As sugar shifted from being a “precious product” in the 11th century to a cheap staple in the 19th century, the food industry proceeded to binge on it, with unheeded consequences. The biggest consumers today are Chilean (see chart). The Dutch, Hungarians, Belgians and Israelis are not far behind. Saudi Arabians also have a sweet tooth. In only ten countries do people eat fewer than 25 grams of sugar a day.
Sugar lurks in peanut butter, sauces, ketchup, salad dressings, breads and more. Breakfast cereal, originally a wholegrain health food, evolved into “breakfast candy”—sugar-coated flakes and puffs hawked to children by cartoon pitchmen like Tony the Tiger and Sugar Bear. A 340ml (12-ounce) fizzy drink contains about ten teaspoons of sugar. Even cigarettes are laced with it. Bathing tobacco leaves in a sugar solution produces less irritating smoke; it is easier and more pleasant to inhale.

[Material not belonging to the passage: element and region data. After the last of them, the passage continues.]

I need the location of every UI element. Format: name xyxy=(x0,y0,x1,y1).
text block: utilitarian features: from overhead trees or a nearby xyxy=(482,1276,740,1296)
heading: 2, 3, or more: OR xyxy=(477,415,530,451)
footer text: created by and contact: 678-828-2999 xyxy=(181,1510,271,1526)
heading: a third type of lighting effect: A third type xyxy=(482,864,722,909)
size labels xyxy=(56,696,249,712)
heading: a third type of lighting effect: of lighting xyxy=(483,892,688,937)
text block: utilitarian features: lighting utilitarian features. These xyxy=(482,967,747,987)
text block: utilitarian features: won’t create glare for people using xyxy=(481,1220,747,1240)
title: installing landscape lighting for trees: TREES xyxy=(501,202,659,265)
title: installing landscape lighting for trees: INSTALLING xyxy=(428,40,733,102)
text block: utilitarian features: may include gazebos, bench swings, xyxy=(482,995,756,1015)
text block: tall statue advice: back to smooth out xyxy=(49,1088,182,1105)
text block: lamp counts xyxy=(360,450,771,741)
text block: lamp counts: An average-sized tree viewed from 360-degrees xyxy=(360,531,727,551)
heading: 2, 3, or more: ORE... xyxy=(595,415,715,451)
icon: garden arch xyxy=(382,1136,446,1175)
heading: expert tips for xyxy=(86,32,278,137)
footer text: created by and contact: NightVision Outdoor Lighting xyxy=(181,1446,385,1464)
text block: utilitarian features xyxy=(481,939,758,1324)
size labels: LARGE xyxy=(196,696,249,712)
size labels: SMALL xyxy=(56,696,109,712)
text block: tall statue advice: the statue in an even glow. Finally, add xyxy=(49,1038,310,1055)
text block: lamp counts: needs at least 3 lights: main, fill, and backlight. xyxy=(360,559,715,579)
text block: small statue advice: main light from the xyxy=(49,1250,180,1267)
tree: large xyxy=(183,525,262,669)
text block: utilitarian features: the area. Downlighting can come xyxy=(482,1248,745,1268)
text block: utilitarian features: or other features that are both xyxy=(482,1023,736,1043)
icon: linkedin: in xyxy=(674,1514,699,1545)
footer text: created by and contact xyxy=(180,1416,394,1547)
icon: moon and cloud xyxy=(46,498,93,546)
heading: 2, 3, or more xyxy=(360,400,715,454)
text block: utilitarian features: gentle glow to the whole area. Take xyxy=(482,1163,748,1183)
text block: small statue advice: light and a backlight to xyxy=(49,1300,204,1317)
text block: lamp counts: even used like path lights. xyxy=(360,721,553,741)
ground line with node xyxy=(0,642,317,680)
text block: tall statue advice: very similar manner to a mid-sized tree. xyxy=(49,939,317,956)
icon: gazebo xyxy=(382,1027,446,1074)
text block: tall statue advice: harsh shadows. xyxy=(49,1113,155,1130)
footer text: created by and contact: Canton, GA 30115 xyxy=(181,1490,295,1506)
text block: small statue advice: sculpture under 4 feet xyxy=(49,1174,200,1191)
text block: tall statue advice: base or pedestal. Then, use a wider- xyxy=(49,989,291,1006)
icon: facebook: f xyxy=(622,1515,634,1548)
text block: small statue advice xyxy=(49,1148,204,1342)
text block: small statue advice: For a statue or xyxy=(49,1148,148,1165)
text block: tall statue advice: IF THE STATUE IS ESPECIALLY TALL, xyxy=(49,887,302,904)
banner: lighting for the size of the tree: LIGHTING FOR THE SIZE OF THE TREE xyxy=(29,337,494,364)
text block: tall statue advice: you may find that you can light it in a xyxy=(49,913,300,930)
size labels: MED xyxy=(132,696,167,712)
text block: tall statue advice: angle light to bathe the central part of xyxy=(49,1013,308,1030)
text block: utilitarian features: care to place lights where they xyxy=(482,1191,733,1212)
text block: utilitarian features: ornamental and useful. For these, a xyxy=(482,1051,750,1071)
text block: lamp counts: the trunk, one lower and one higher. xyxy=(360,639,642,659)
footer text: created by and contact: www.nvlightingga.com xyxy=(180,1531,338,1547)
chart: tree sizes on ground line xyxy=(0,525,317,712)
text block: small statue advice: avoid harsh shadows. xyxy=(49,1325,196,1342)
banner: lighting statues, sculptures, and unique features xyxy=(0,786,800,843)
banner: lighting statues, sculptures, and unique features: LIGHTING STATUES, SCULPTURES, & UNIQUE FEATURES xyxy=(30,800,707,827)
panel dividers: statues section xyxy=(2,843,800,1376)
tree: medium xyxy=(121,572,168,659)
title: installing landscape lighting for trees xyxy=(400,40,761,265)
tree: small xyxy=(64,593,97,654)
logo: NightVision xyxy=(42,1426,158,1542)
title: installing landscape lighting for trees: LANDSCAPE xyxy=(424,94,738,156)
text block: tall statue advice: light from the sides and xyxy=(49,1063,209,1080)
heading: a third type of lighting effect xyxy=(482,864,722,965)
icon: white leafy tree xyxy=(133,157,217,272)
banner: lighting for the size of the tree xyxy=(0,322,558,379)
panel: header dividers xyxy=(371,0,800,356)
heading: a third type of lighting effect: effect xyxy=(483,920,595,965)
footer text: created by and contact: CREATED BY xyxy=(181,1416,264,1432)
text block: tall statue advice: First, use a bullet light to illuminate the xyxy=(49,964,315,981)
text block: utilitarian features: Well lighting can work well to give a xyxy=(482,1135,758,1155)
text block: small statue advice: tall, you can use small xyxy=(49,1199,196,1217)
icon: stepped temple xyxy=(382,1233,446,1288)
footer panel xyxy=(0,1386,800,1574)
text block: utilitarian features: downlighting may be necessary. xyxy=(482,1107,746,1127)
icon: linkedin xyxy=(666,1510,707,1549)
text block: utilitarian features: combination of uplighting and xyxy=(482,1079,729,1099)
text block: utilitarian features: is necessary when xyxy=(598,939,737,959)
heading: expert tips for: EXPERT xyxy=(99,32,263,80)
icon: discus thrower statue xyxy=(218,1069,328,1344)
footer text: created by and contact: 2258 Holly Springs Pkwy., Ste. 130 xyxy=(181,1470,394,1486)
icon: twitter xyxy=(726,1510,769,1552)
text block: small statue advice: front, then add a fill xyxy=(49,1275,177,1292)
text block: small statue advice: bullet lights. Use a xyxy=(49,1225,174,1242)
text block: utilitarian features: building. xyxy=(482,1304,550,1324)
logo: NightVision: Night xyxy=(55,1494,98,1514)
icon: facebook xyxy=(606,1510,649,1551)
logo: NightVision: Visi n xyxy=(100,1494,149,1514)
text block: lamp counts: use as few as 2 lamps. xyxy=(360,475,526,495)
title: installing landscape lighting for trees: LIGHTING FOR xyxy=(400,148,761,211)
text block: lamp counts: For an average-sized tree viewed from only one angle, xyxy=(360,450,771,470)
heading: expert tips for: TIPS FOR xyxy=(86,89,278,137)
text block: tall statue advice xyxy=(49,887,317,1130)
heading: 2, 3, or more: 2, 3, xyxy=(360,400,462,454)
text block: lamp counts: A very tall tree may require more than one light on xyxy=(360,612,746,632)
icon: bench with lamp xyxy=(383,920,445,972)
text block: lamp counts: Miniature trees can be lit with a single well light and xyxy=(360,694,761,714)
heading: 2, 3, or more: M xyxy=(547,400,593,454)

Woe, however, to the scientist incautious enough to challenge the party line exonerating sugar. Mr Taubes tells the story of John Yudkin, a nutritionist at the University of London. In the 1960s, Yudkin proposed that obesity, diabetes and heart disease were linked with sugar consumption. Though he acknowledged that existing research, his own included, was incomplete, he became embroiled in a scientific spitting match with Ancel Keys, a well-known American researcher. Keys, whose work on dietary fat as the prime cause of coronary disease had been supported by the Sugar Association for years, ridiculed Yudkin, calling his evidence a “mountain of nonsense.” The clash—Mr Taubes calls it a “takedown” of Yudkin—is a sad chapter in what Robert Lustig, a paediatric endocrinologist at the University of California, San Francisco, calls “a long and sordid history of dietary professionals in the U.S. who have been paid off by industry”. When Yudkin retired as chair of his department in 1971, the university replaced him with an adherent of the dietary-fat theory.
Because research specific to sugar’s deleterious effects is wanting, the science, Mr Taubes concedes, is not definitive. But it is compelling. The case against sugar is gaining traction. In October the World Health Organisation urged all countries to impose a tax on sugary drinks. Mexico had already done so in 2013. In America cities including Chicago, Philadelphia and San Francisco are following suit. Britain will implement a soft-drink levy in 2018. South Africa and the Philippines have measures under consideration. Perhaps at long last, sugar is getting its just desserts.